Photo: Joe Mazza at Brave Lux
There aren’t a lot of positives in The Plagiarists’ world premiere (and, one hopes, dernière) production of “Poison,” so let’s get them out of the way quickly, before I forget: Emma Cullimore’s costumes are eye-catching and seem faithful to the play’s seventeenth-century Parisian milieu; and Michelle Benda’s lighting is cleverly executed, with many of the lamps consisting of modified bottles and jars, receptacles for the deadly decoctions that are the tools of the poisoner’s trade.
In terms of the people onstage, the things they do and the words they speak, the less said the better. Dusty Wilson’s script is nowhere near ready for prime time, and director Christina Casano doesn’t do the playwright any favors by investing this overwrought costume horror show—a Louis XIV-era “Arsenic and Old Lace”—with spurious intensity, as though it were a major moral statement on the great issues of the day. The real poison at work here isn’t strychnine or hemlock, it’s a dreary self-seriousness that permeates the action, leaching the characters and the play itself of any hint of wit, humor and humanity. Every line sounds bookish and orotund and every emotion is cover for an attitude, generally sulky or resentful.

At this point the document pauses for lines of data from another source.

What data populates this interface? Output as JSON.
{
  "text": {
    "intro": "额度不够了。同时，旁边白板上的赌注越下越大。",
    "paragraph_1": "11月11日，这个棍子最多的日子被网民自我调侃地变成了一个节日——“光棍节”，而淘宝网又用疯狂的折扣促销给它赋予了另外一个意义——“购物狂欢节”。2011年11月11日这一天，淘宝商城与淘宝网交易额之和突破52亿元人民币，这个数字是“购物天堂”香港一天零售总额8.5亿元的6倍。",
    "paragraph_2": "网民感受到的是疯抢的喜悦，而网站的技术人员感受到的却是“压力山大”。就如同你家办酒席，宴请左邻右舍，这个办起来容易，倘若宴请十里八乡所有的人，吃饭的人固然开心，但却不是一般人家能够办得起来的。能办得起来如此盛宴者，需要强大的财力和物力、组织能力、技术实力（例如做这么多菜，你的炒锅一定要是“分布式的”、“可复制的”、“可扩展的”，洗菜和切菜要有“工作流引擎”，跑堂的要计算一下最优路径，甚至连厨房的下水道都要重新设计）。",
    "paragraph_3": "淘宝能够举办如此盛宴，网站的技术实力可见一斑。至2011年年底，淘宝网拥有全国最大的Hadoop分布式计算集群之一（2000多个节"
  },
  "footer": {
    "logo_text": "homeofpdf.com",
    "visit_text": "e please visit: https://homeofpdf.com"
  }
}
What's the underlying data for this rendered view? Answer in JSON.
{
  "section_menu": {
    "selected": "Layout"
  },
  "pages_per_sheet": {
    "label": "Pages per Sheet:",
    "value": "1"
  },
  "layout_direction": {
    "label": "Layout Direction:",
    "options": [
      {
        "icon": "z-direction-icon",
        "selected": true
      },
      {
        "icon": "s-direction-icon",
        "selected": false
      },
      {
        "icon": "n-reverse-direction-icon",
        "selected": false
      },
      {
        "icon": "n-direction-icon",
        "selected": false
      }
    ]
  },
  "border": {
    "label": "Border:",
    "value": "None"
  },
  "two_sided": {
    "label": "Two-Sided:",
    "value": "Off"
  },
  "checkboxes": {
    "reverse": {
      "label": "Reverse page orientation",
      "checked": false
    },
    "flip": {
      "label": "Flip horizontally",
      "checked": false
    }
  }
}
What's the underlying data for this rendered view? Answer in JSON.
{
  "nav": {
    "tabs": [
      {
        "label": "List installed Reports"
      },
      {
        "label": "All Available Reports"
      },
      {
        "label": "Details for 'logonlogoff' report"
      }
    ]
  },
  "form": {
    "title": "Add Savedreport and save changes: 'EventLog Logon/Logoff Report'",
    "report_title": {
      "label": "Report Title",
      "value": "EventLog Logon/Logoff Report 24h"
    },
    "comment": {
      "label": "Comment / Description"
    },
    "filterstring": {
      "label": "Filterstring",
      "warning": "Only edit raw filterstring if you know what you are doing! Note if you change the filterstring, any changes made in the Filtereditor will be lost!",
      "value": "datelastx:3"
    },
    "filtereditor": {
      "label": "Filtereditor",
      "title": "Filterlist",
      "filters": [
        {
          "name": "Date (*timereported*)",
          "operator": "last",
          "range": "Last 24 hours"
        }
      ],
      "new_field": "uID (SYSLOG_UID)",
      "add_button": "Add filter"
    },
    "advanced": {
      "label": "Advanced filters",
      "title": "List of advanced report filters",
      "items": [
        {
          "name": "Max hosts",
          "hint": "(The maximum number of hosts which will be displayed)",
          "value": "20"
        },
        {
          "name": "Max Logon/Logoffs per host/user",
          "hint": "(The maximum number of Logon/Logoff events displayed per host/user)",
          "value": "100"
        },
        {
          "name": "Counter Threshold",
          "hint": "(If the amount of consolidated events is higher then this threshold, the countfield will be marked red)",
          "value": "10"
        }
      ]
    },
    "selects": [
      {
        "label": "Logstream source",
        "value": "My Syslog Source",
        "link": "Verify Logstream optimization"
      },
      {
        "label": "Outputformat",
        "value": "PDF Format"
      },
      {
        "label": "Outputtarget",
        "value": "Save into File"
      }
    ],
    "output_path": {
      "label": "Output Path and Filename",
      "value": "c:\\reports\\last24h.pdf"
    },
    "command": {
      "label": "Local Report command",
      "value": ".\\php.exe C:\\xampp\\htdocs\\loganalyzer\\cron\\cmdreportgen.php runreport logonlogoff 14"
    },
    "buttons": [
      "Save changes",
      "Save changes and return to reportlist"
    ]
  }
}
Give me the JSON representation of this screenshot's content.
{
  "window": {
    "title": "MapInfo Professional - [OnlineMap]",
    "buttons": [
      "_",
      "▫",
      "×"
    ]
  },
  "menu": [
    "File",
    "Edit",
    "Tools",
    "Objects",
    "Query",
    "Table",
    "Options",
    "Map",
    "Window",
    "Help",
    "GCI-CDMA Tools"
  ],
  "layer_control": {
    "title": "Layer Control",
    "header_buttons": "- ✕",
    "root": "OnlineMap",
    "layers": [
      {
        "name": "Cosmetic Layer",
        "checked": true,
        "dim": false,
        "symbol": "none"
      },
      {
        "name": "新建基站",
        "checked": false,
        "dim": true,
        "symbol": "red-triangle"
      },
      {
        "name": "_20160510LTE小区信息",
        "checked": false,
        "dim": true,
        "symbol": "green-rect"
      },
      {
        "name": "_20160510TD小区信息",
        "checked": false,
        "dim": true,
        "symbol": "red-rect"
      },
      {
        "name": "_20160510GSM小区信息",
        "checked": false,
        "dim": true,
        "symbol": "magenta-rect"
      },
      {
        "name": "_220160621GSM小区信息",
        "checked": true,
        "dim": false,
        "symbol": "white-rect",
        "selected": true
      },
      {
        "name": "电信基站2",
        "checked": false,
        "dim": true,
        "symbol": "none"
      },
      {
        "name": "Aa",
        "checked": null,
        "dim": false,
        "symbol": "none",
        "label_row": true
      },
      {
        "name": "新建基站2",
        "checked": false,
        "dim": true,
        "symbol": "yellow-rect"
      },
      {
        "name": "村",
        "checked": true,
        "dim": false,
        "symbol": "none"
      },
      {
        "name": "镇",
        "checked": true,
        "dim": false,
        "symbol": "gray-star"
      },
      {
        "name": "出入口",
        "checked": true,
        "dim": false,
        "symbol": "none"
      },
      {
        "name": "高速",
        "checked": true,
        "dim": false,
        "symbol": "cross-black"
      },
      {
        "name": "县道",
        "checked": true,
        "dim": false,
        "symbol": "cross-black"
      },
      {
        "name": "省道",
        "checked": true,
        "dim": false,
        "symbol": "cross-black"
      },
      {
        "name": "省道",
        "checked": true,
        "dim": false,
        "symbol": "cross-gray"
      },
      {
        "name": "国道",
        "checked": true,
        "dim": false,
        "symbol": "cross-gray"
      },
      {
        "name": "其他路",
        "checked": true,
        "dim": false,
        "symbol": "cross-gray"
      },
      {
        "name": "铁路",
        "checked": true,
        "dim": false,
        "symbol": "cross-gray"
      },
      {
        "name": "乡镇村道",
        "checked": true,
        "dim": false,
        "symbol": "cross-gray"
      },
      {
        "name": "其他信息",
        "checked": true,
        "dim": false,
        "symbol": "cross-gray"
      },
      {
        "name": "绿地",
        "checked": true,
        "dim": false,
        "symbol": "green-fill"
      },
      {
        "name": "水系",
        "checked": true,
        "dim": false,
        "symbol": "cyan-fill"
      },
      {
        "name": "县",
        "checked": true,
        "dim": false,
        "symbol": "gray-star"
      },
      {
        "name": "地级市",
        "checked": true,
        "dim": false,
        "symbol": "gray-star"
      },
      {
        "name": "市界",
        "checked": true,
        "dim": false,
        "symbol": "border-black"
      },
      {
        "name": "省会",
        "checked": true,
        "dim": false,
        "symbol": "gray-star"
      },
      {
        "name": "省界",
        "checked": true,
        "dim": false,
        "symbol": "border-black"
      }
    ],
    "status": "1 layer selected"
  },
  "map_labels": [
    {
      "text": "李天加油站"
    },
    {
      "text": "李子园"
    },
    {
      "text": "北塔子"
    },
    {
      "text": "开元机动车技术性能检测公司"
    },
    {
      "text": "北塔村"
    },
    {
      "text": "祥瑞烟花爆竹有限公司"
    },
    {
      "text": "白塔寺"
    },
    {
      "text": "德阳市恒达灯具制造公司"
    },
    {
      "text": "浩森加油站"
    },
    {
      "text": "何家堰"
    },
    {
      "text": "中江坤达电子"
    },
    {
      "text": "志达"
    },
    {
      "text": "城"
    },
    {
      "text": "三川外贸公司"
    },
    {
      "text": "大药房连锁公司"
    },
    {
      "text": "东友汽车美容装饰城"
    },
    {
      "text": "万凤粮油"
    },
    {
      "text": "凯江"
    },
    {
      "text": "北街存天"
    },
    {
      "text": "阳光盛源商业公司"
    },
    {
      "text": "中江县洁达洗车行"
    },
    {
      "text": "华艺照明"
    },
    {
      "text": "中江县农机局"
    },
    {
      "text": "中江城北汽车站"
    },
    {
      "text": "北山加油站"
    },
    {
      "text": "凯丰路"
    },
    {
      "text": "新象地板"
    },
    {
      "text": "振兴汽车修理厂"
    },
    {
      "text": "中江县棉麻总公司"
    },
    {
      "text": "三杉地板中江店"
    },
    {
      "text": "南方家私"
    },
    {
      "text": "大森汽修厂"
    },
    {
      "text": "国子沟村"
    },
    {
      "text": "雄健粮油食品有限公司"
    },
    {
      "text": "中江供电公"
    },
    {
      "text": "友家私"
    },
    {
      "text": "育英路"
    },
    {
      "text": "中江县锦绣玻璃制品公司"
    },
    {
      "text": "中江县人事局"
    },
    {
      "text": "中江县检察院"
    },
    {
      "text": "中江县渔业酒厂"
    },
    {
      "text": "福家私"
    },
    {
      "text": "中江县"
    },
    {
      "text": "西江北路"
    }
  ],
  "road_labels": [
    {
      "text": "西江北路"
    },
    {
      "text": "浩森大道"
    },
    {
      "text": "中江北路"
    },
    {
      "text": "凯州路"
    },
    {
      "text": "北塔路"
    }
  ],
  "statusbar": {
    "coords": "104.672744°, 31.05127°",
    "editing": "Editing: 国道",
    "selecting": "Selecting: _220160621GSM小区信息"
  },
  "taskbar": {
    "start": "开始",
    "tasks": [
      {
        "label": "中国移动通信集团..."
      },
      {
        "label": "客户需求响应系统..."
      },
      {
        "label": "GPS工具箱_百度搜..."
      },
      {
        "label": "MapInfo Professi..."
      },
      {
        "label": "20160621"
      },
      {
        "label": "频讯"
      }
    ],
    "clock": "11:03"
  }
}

The four main female characters in this ostensibly feminist play are fixated adolescents, motivated by pique and self-pity and incapable of an ethical or altruistic thought. All are one-note constructs: Marie, a professional poisoner of boundless sanctimoniousness; her client Marguerite, a husband-hating lady of the court who is dumber than dirt; Catherine, her rival assassin, a full-bodied narcissist with hints of Cruella de Vil; and Margot, her lover, who is very naughty and lets us know it, over and over and over again.
Life is good for these designing women, until somebody snitches. The three commoners are then arrested and tried by a state—in the form of a smarmy prosecutor portrayed by the play’s only male performer—that insists on treating mass homicide as a punishable offense, rather than a commendable display of skill and daring.
I’m willing to be open-minded on this point, especially at this moment, as Harvey Weinstein awaits his verdict. Perhaps men as a class are vermin who deserve to be exterminated without a second thought, as this play—with its undeviating sympathy for its prideful, put-upon heroine—appears to suggest. But such a premise should be dramatized, not simply assumed. We never see any of the intended victims and so can’t judge whether they’ve got it coming or are just in the wrong place at the wrong time with the wrong spouse. Not that there’s any consistent rationale given for the play’s murderous machinations. Reasons trotted out include: the horrors of arranged marriage; the fact that women could not become doctors and so, unable to save lives, they have no choice but to take them; and the paucity of lucrative occupations available to women, especially widowed single mothers like the protagonist. But again, we never see the kids Marie has worked so hard and so lethally to support, so her motivation remains abstract. It’s as dramatically self-defeating as staging Brecht’s “Mother Courage and Her Children” without the children.
Everything is rhetorically keyed up and the performers are constantly Acting, in the hope this will distract the audience from the predictability of the story, the thinness of the characterizations and the many cringe-inducing lines of dialogue, my personal favorite being “Where else will I get my fill of wanton debauchery?” It’s the sort of play where an unhappy wife who wishes to run off with her lover contemplates the offing of her husband with the giggly cheerfulness of a hyperactive kewpie doll, then asks solemnly if having her tarot cards read will endanger her immortal soul. At the play’s action-packed climax, one character attacks another with a feather pen, a weapon that looks about as dangerous as a paper plate.
In a play full of regrettable moments, perhaps the most egregious involves a drunken character barfing (unconvincingly) into a bucket. Plays like this should not have scenes like that. No point giving the audience ideas. (Hugh Iglarsh)
The Plagiarists at Berger Park Coach House, 6205 North Sheridan, theplagiarists.org, Pay what you can, $20 recommended. Through March 14.